One of the first in Naples to study and reflect upon the works of Joseph Haydn and Wolfgang Amadeus Mozart. He was therefore better equipped than Simon Mayr, Ferdinando Paer, or Pietro Generali to unite the sweetness of Italian melody with the structure of German style.

By combining melodic sensitivity with an innovative dramatic temperament akin to French tragédie lyrique, Manfroce became a link between the Neapolitan tradition and broader European Romanticism.

== Works ==
- La nascita di Alcide (1809) – cantata in honor of Napoleon I
- Dixit – choral quartet with orchestra
- A large symphony (lost)
- A bicinium for tenor voices with violin, viola, and bass accompaniment
- Alzira – opera in two acts, libretto by Gaetano Rossi and Jacopo Ferretti; first performed at the Teatro Valle, Rome, 10 October 1810
- Hecuba – opera seria in three acts, libretto by Giovanni Schmidt; first performed at the Teatro di San Carlo, Naples, 13 December 1812
- Piramo e Tisbe – unfinished opera (1813)

== Bibliography ==
- Masutto, Giovanni (1834). "I maestri di musica italiani del secolo XIX: notizie biografiche"
- Rusconi, Angelo (2007). "Manfroce, Nicola Antonio"
- Giannetta, Domenico; Grande, Maria.
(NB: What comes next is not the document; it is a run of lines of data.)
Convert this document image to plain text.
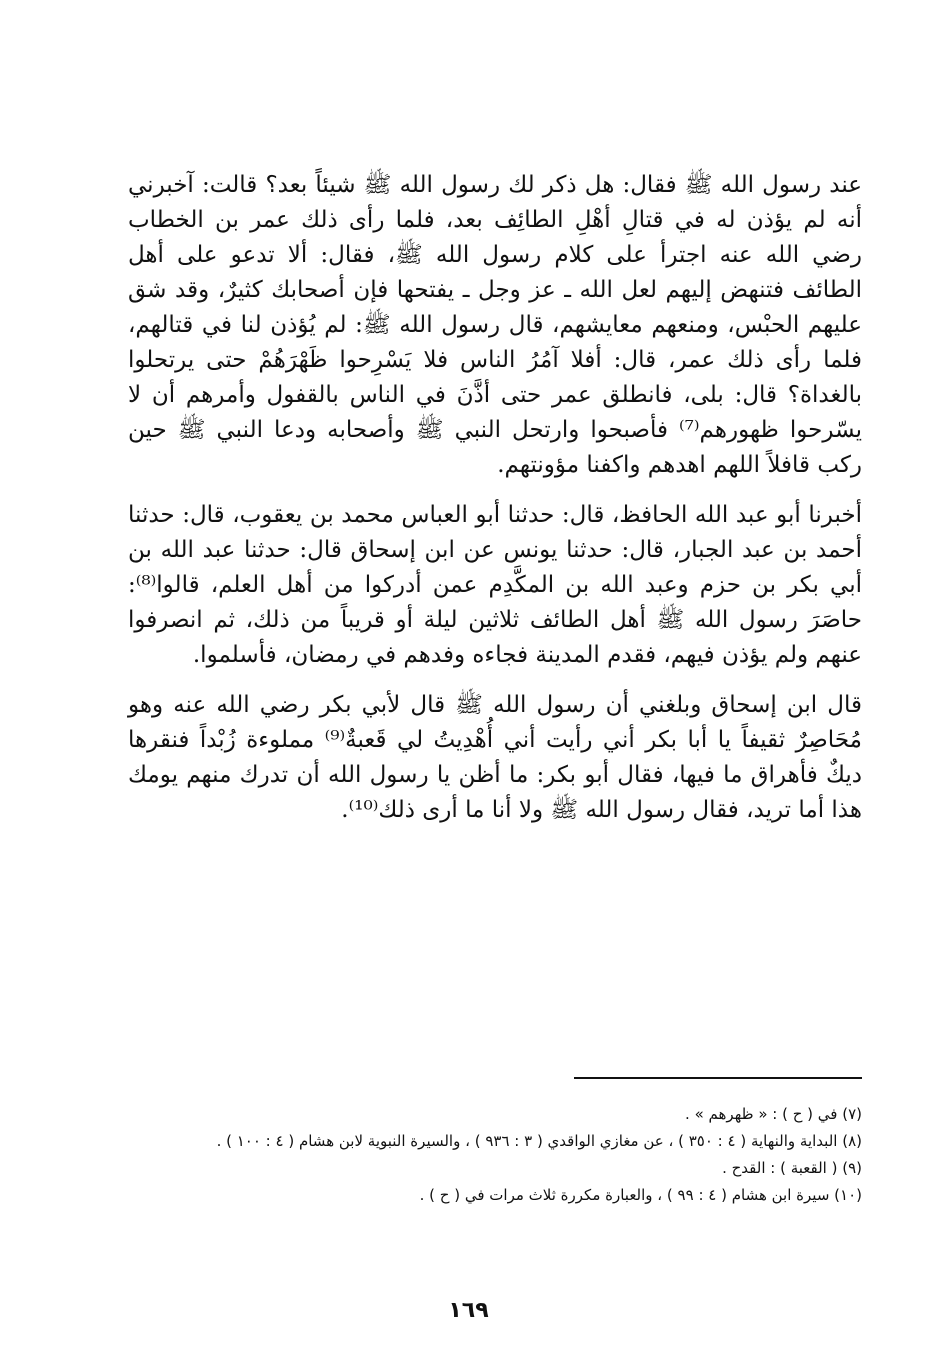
عند رسول الله ﷺ فقال: هل ذكر لك رسول الله ﷺ شيئاً بعد؟ قالت: آخبرني أنه لم يؤذن له في قتالِ أهْلِ الطائِف بعد، فلما رأى ذلك عمر بن الخطاب رضي الله عنه اجترأ على كلام رسول الله ﷺ، فقال: ألا تدعو على أهل الطائف فتنهض إليهم لعل الله ـ عز وجل ـ يفتحها فإن أصحابك كثيرٌ، وقد شق عليهم الحبْس، ومنعهم معايشهم، قال رسول الله ﷺ: لم يُؤذن لنا في قتالهم، فلما رأى ذلك عمر، قال: أفلا آمُرُ الناس فلا يَسْرِحوا ظَهْرَهُمْ حتى يرتحلوا بالغداة؟ قال: بلى، فانطلق عمر حتى أذَّنَ في الناس بالقفول وأمرهم أن لا يسّرحوا ظهورهم⁽⁷⁾ فأصبحوا وارتحل النبي ﷺ وأصحابه ودعا النبي ﷺ حين ركب قافلاً اللهم اهدهم واكفنا مؤونتهم.

أخبرنا أبو عبد الله الحافظ، قال: حدثنا أبو العباس محمد بن يعقوب، قال: حدثنا أحمد بن عبد الجبار، قال: حدثنا يونس عن ابن إسحاق قال: حدثنا عبد الله بن أبي بكر بن حزم وعبد الله بن المكَّدِم عمن أدركوا من أهل العلم، قالوا⁽⁸⁾: حاصَرَ رسول الله ﷺ أهل الطائف ثلاثين ليلة أو قريباً من ذلك، ثم انصرفوا عنهم ولم يؤذن فيهم، فقدم المدينة فجاءه وفدهم في رمضان، فأسلموا.

قال ابن إسحاق وبلغني أن رسول الله ﷺ قال لأبي بكر رضي الله عنه وهو مُحَاصِرٌ ثقيفاً يا أبا بكر أني رأيت أني أُهْدِيتُ لي قَعبةٌ⁽⁹⁾ مملوءة زُبْداً فنقرها ديكٌ فأهراق ما فيها، فقال أبو بكر: ما أظن يا رسول الله أن تدرك منهم يومك هذا أما تريد، فقال رسول الله ﷺ ولا أنا ما أرى ذلك⁽¹⁰⁾.

(٧) في ( ح ) : « ظهرهم » .

(٨) البداية والنهاية ( ٤ : ٣٥٠ ) ، عن مغازي الواقدي ( ٣ : ٩٣٦ ) ، والسيرة النبوية لابن هشام ( ٤ : ١٠٠ ) .

(٩) ( القعبة ) : القدح .

(١٠) سيرة ابن هشام ( ٤ : ٩٩ ) ، والعبارة مكررة ثلاث مرات في ( ح ) .

١٦٩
Nicola Antonio Manfroce e il Decennio francese a Napoli (1806–1815). Palmi: Musicarte, 2024. ISBN 979-12-985059-0-2.
- Borsetta, Maria Paola; Distilo, Massimo; Pugliese, Annunziato. Nicola Antonio Manfroce e la musica a Napoli tra Sette e Ottocento: atti del convegno internazionale di studi. Spilinga: Istituto di bibliografia musicale calabrese, 2014. ISBN 978-88-940404-0-1.